Despite words of encouragement, deep skepticism about the prospects for success surrounded the initial discussions, which were opening with a dinner hosted by Secretary of State John Kerry. He named a former U.S. ambassador to Israel to shepherd what all sides believe will be a protracted and difficult process.
Former envoy Martin Indyk, who played key roles in the Clinton administration's multiple, unsuccessful pushes to broker peace deals between Israel and Syria and Israel and the Palestinians, will assume the day-to-day responsibility for keeping the talks alive for the next nine months.
Kerry called Indyk a "seasoned diplomat" and said he "knows what has worked and he knows what hasn't worked." Neither Kerry nor the State Department would say what has worked in the past.
President Barack Obama said Indyk "brings unique experience and insight to this role, which will allow him to contribute immediately as the parties begin down the tough, but necessary, path of negotiations."
The Israeli side will be led by chief negotiator Tzipi Livni, a former foreign minister who was active in the Bush's administration's ill-fated Annapolis peace talks with the Palestinians, and Yitzhak Molcho, a veteran adviser to Prime Minister Benjamin Netanyahu who was part of the Israeli team involved in Obama's two previous attempts to broker negotiations.
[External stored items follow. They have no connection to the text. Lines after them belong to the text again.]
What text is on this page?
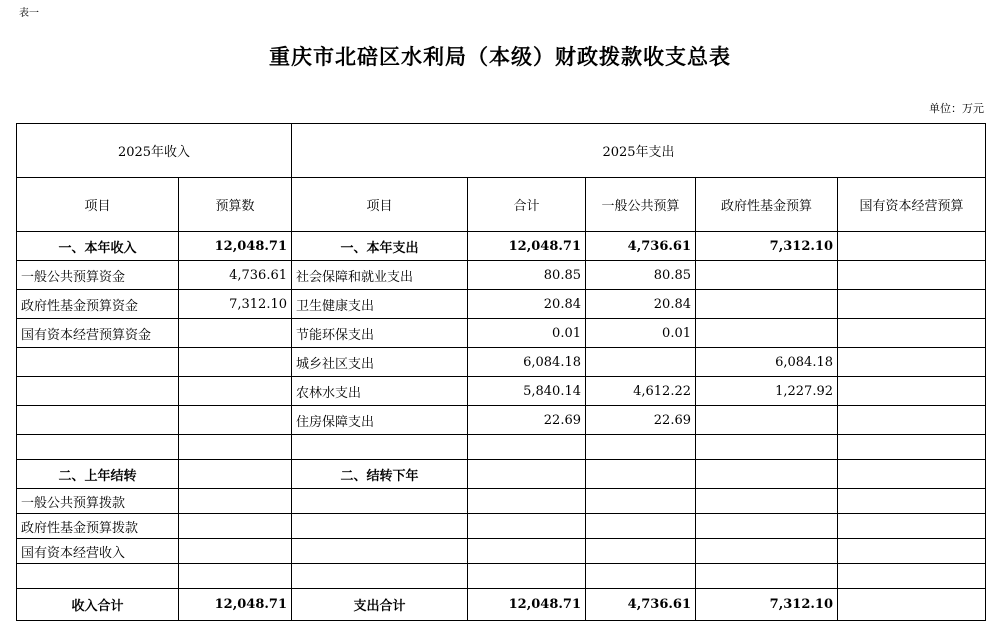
表一
重庆市北碚区水利局（本级）财政拨款收支总表
单位：万元
2025年收入		2025年支出				
项目	预算数	项目	合计	一般公共预算	政府性基金预算	国有资本经营预算
一、本年收入	12,048.71	一、本年支出	12,048.71	4,736.61	7,312.10	
一般公共预算资金	4,736.61	社会保障和就业支出	80.85	80.85		
政府性基金预算资金	7,312.10	卫生健康支出	20.84	20.84		
国有资本经营预算资金		节能环保支出	0.01	0.01		
		城乡社区支出	6,084.18		6,084.18	
		农林水支出	5,840.14	4,612.22	1,227.92	
		住房保障支出	22.69	22.69		

二、上年结转		二、结转下年				
一般公共预算拨款						
政府性基金预算拨款						
国有资本经营收入						

收入合计	12,048.71	支出合计	12,048.71	4,736.61	7,312.10	
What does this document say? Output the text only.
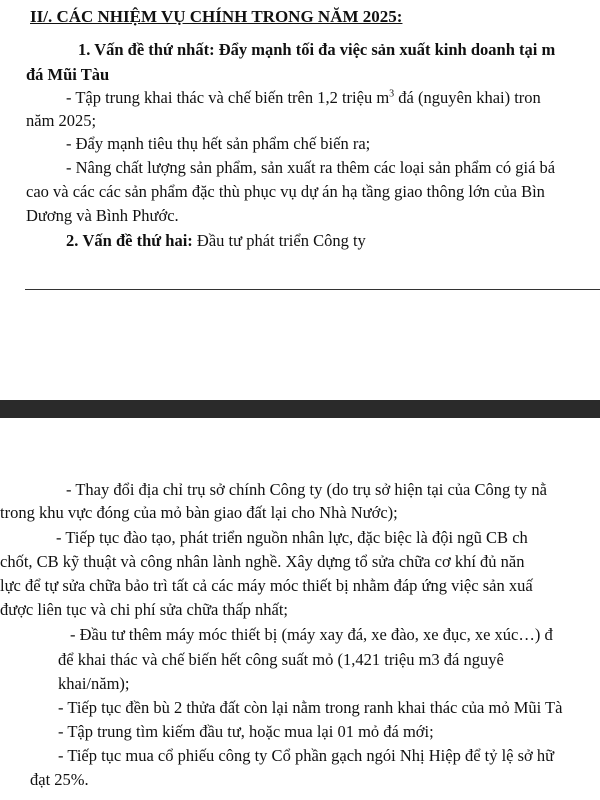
II/. CÁC NHIỆM VỤ CHÍNH TRONG NĂM 2025:
1. Vấn đề thứ nhất: Đẩy mạnh tối đa việc sản xuất kinh doanh tại m
đá Mũi Tàu
- Tập trung khai thác và chế biến trên 1,2 triệu $m^3$ đá (nguyên khai) tron
năm 2025;
- Đẩy mạnh tiêu thụ hết sản phẩm chế biến ra;
- Nâng chất lượng sản phẩm, sản xuất ra thêm các loại sản phẩm có giá bá
cao và các các sản phẩm đặc thù phục vụ dự án hạ tầng giao thông lớn của Bìn
Dương và Bình Phước.
2. Vấn đề thứ hai: Đầu tư phát triển Công ty
- Thay đổi địa chỉ trụ sở chính Công ty (do trụ sở hiện tại của Công ty nằ
trong khu vực đóng của mỏ bàn giao đất lại cho Nhà Nước);
- Tiếp tục đào tạo, phát triển nguồn nhân lực, đặc biệc là đội ngũ CB ch
chốt, CB kỹ thuật và công nhân lành nghề. Xây dựng tổ sửa chữa cơ khí đủ năn
lực để tự sửa chữa bảo trì tất cả các máy móc thiết bị nhằm đáp ứng việc sản xuấ
được liên tục và chi phí sửa chữa thấp nhất;
- Đầu tư thêm máy móc thiết bị (máy xay đá, xe đào, xe đục, xe xúc…) đ
để khai thác và chế biến hết công suất mỏ (1,421 triệu m3 đá nguyê
khai/năm);
- Tiếp tục đền bù 2 thửa đất còn lại nằm trong ranh khai thác của mỏ Mũi Tà
- Tập trung tìm kiếm đầu tư, hoặc mua lại 01 mỏ đá mới;
- Tiếp tục mua cổ phiếu công ty Cổ phần gạch ngói Nhị Hiệp để tỷ lệ sở hữ
đạt 25%.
Those two efforts relied heavily on Dennis Ross, a former Indyk colleague and Mideast peace envoy, and veteran negotiator George Mitchell.
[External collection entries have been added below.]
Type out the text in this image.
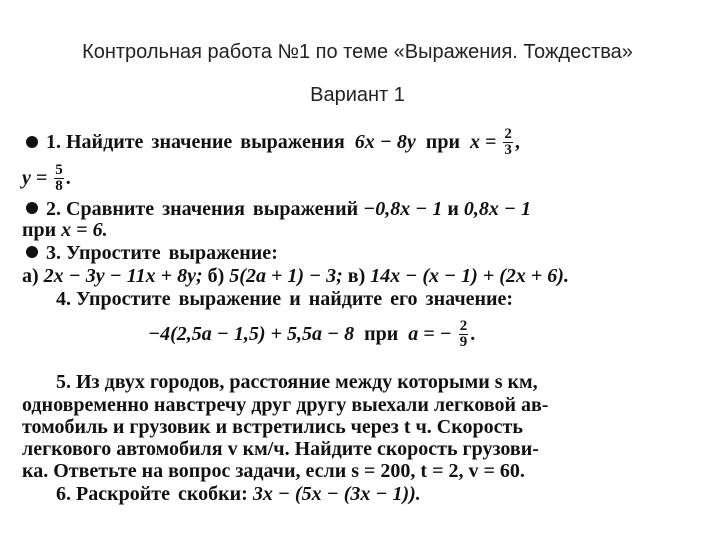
Контрольная работа №1 по теме «Выражения. Тождества»
Вариант 1
1. Найдите значение выражения 6x − 8y при $x = \frac{2}{3}$ ,
$y = \frac{5}{8}$ .
2. Сравните значения выражений −0,8x − 1 и 0,8x − 1
при x = 6.
3. Упростите выражение:
а) 2x − 3y − 11x + 8y; б) 5(2a + 1) − 3; в) 14x − (x − 1) + (2x + 6).
4. Упростите выражение и найдите его значение:
−4(2,5a − 1,5) + 5,5a − 8 при a = − $\frac{2}{9}$ .
5. Из двух городов, расстояние между которыми s км,
одновременно навстречу друг другу выехали легковой ав-
томобиль и грузовик и встретились через t ч. Скорость
легкового автомобиля v км/ч. Найдите скорость грузови-
ка. Ответьте на вопрос задачи, если s = 200, t = 2, v = 60.
6. Раскройте скобки: 3x − (5x − (3x − 1)).
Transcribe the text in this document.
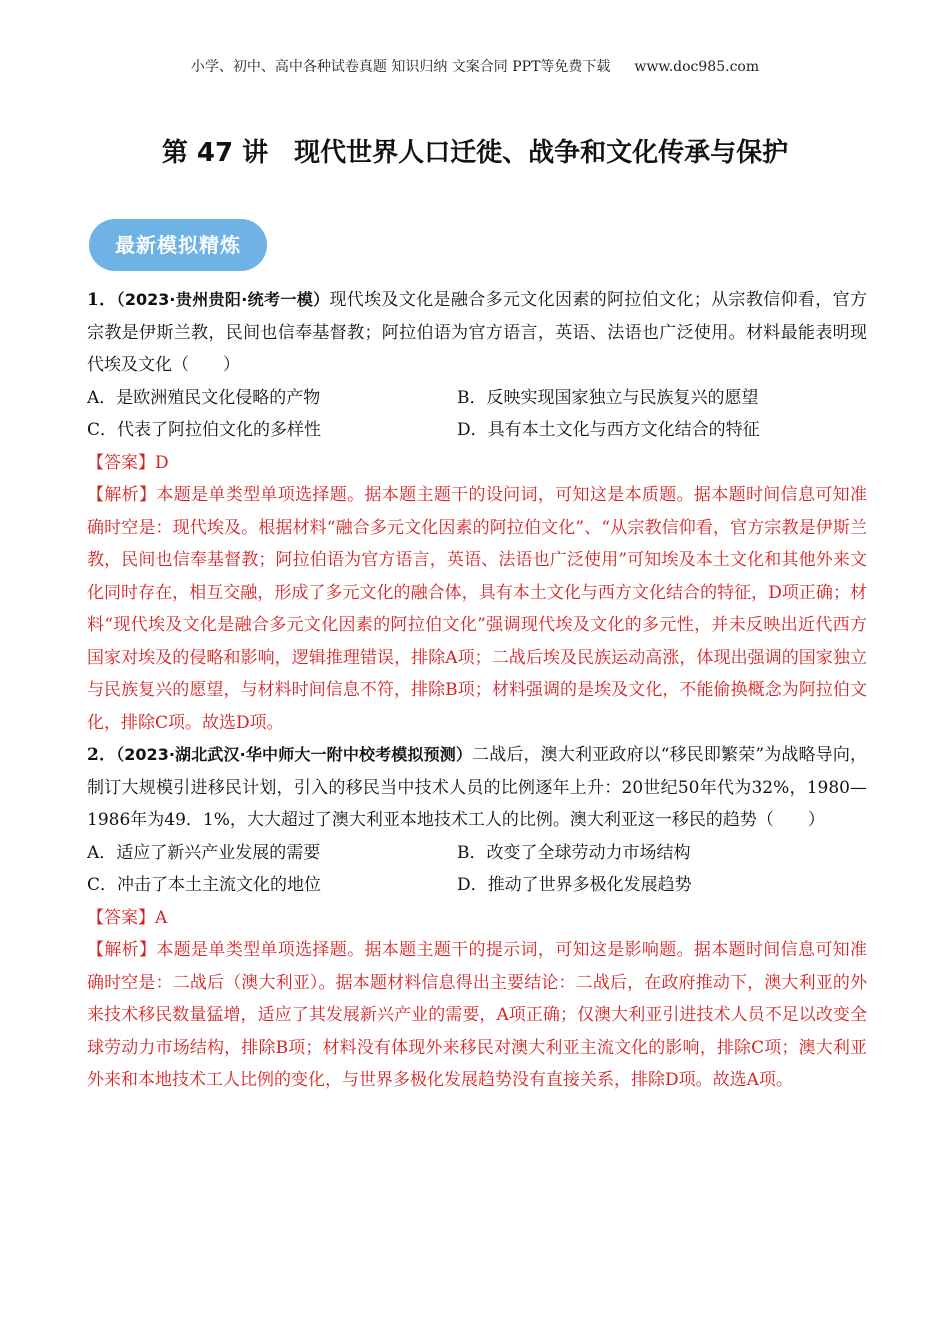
小学、初中、高中各种试卷真题 知识归纳 文案合同 PPT等免费下载 www.doc985.com
第 47 讲　现代世界人口迁徙、战争和文化传承与保护
最新模拟精炼

1．（2023·贵州贵阳·统考一模）现代埃及文化是融合多元文化因素的阿拉伯文化；从宗教信仰看，官方宗教是伊斯兰教，民间也信奉基督教；阿拉伯语为官方语言，英语、法语也广泛使用。材料最能表明现代埃及文化（　　）

A．是欧洲殖民文化侵略的产物	B．反映实现国家独立与民族复兴的愿望
C．代表了阿拉伯文化的多样性	D．具有本土文化与西方文化结合的特征

【答案】D

【解析】本题是单类型单项选择题。据本题主题干的设问词，可知这是本质题。据本题时间信息可知准确时空是：现代埃及。根据材料“融合多元文化因素的阿拉伯文化”、“从宗教信仰看，官方宗教是伊斯兰教，民间也信奉基督教；阿拉伯语为官方语言，英语、法语也广泛使用”可知埃及本土文化和其他外来文化同时存在，相互交融，形成了多元文化的融合体，具有本土文化与西方文化结合的特征，D项正确；材料“现代埃及文化是融合多元文化因素的阿拉伯文化”强调现代埃及文化的多元性，并未反映出近代西方国家对埃及的侵略和影响，逻辑推理错误，排除A项；二战后埃及民族运动高涨，体现出强调的国家独立与民族复兴的愿望，与材料时间信息不符，排除B项；材料强调的是埃及文化，不能偷换概念为阿拉伯文化，排除C项。故选D项。

2．（2023·湖北武汉·华中师大一附中校考模拟预测）二战后，澳大利亚政府以“移民即繁荣”为战略导向，制订大规模引进移民计划，引入的移民当中技术人员的比例逐年上升：20世纪50年代为32%，1980—1986年为49．1%，大大超过了澳大利亚本地技术工人的比例。澳大利亚这一移民的趋势（　　）

A．适应了新兴产业发展的需要	B．改变了全球劳动力市场结构
C．冲击了本土主流文化的地位	D．推动了世界多极化发展趋势

【答案】A

【解析】本题是单类型单项选择题。据本题主题干的提示词，可知这是影响题。据本题时间信息可知准确时空是：二战后（澳大利亚）。据本题材料信息得出主要结论：二战后，在政府推动下，澳大利亚的外来技术移民数量猛增，适应了其发展新兴产业的需要，A项正确；仅澳大利亚引进技术人员不足以改变全球劳动力市场结构，排除B项；材料没有体现外来移民对澳大利亚主流文化的影响，排除C项；澳大利亚外来和本地技术工人比例的变化，与世界多极化发展趋势没有直接关系，排除D项。故选A项。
The Palestinian team will be led by chief negotiator Saeb Erekat and President Mahmoud Abbas' adviser, Mohammed Shtayyeh, both of whom have been major players in failed negotiations with the Israelis since 1991.
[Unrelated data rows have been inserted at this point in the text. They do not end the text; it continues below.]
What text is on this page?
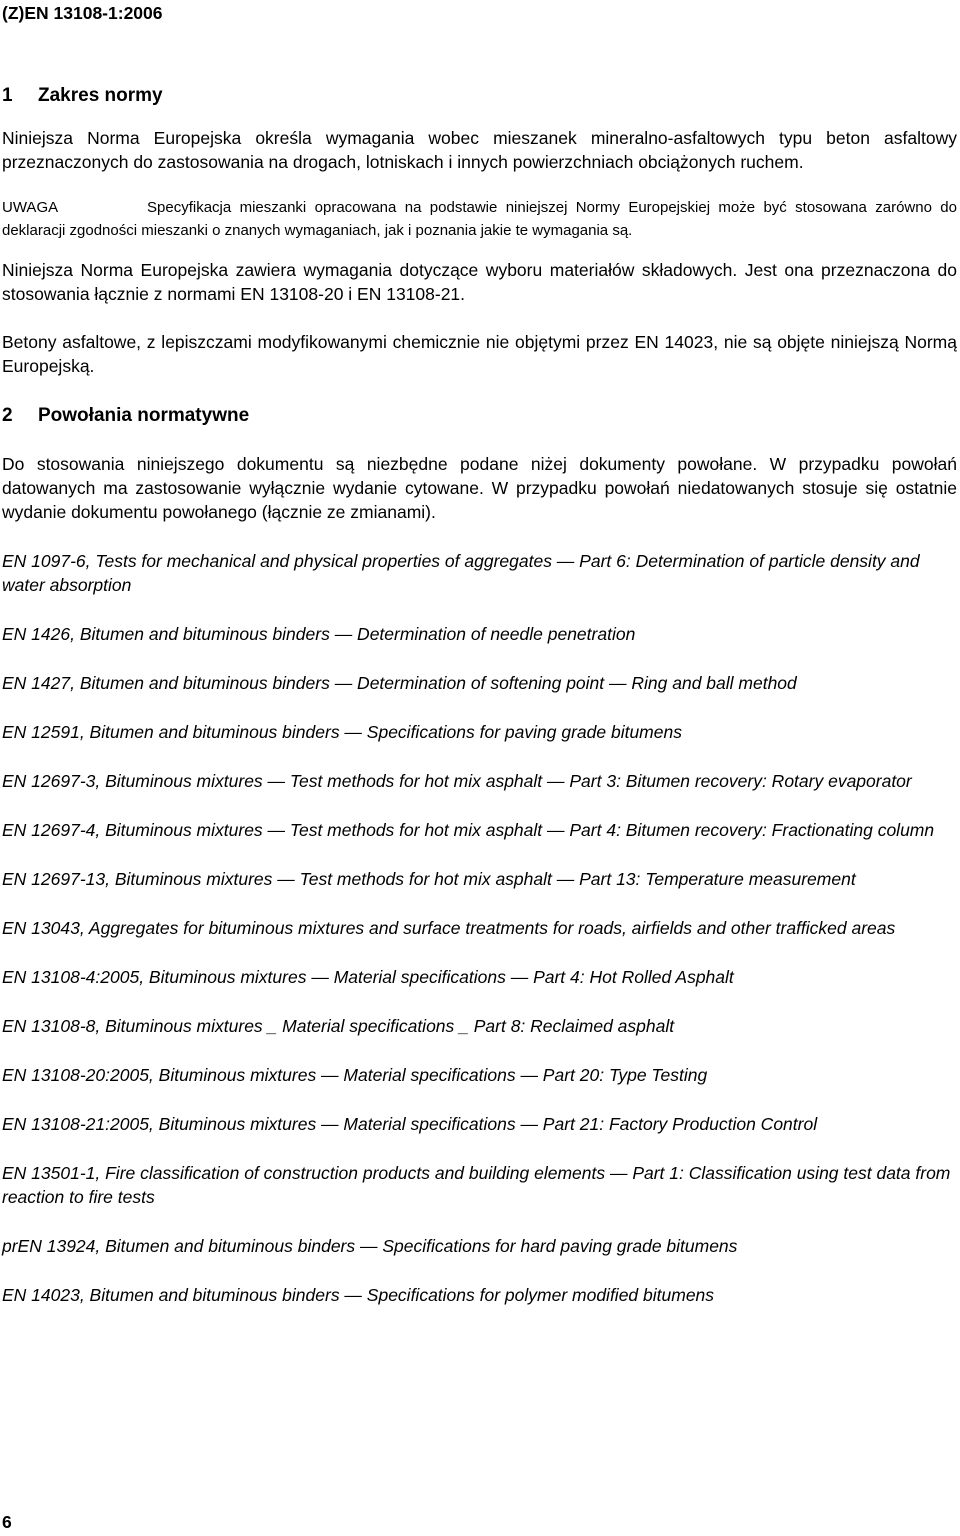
(Z)EN 13108-1:2006
1 Zakres normy

Niniejsza Norma Europejska określa wymagania wobec mieszanek mineralno-asfaltowych typu beton asfaltowy przeznaczonych do zastosowania na drogach, lotniskach i innych powierzchniach obciążonych ruchem.

UWAGA	Specyfikacja mieszanki opracowana na podstawie niniejszej Normy Europejskiej może być stosowana zarówno do deklaracji zgodności mieszanki o znanych wymaganiach, jak i poznania jakie te wymagania są.

Niniejsza Norma Europejska zawiera wymagania dotyczące wyboru materiałów składowych. Jest ona przeznaczona do stosowania łącznie z normami EN 13108-20 i EN 13108-21.

Betony asfaltowe, z lepiszczami modyfikowanymi chemicznie nie objętymi przez EN 14023, nie są objęte niniejszą Normą Europejską.

2 Powołania normatywne

Do stosowania niniejszego dokumentu są niezbędne podane niżej dokumenty powołane. W przypadku powołań datowanych ma zastosowanie wyłącznie wydanie cytowane. W przypadku powołań niedatowanych stosuje się ostatnie wydanie dokumentu powołanego (łącznie ze zmianami).

EN 1097-6, Tests for mechanical and physical properties of aggregates — Part 6: Determination of particle density and water absorption
EN 1426, Bitumen and bituminous binders — Determination of needle penetration
EN 1427, Bitumen and bituminous binders — Determination of softening point — Ring and ball method
EN 12591, Bitumen and bituminous binders — Specifications for paving grade bitumens
EN 12697-3, Bituminous mixtures — Test methods for hot mix asphalt — Part 3: Bitumen recovery: Rotary evaporator
EN 12697-4, Bituminous mixtures — Test methods for hot mix asphalt — Part 4: Bitumen recovery: Fractionating column
EN 12697-13, Bituminous mixtures — Test methods for hot mix asphalt — Part 13: Temperature measurement
EN 13043, Aggregates for bituminous mixtures and surface treatments for roads, airfields and other trafficked areas
EN 13108-4:2005, Bituminous mixtures — Material specifications — Part 4: Hot Rolled Asphalt
EN 13108-8, Bituminous mixtures _ Material specifications _ Part 8: Reclaimed asphalt
EN 13108-20:2005, Bituminous mixtures — Material specifications — Part 20: Type Testing
EN 13108-21:2005, Bituminous mixtures — Material specifications — Part 21: Factory Production Control
EN 13501-1, Fire classification of construction products and building elements — Part 1: Classification using test data from reaction to fire tests
prEN 13924, Bitumen and bituminous binders — Specifications for hard paving grade bitumens
EN 14023, Bitumen and bituminous binders — Specifications for polymer modified bitumens
6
Previous attempts to get talks started have foundered on Israel's continued construction of Jewish settlements on land claimed by the Palestinians and Palestinian attempts to win international recognition as a sovereign state in the absence of a peace deal. Actual negotiations have died because the two sides have been unable to compromise on the most serious disagreements between them: borders, the status of Jerusalem, refugees and security.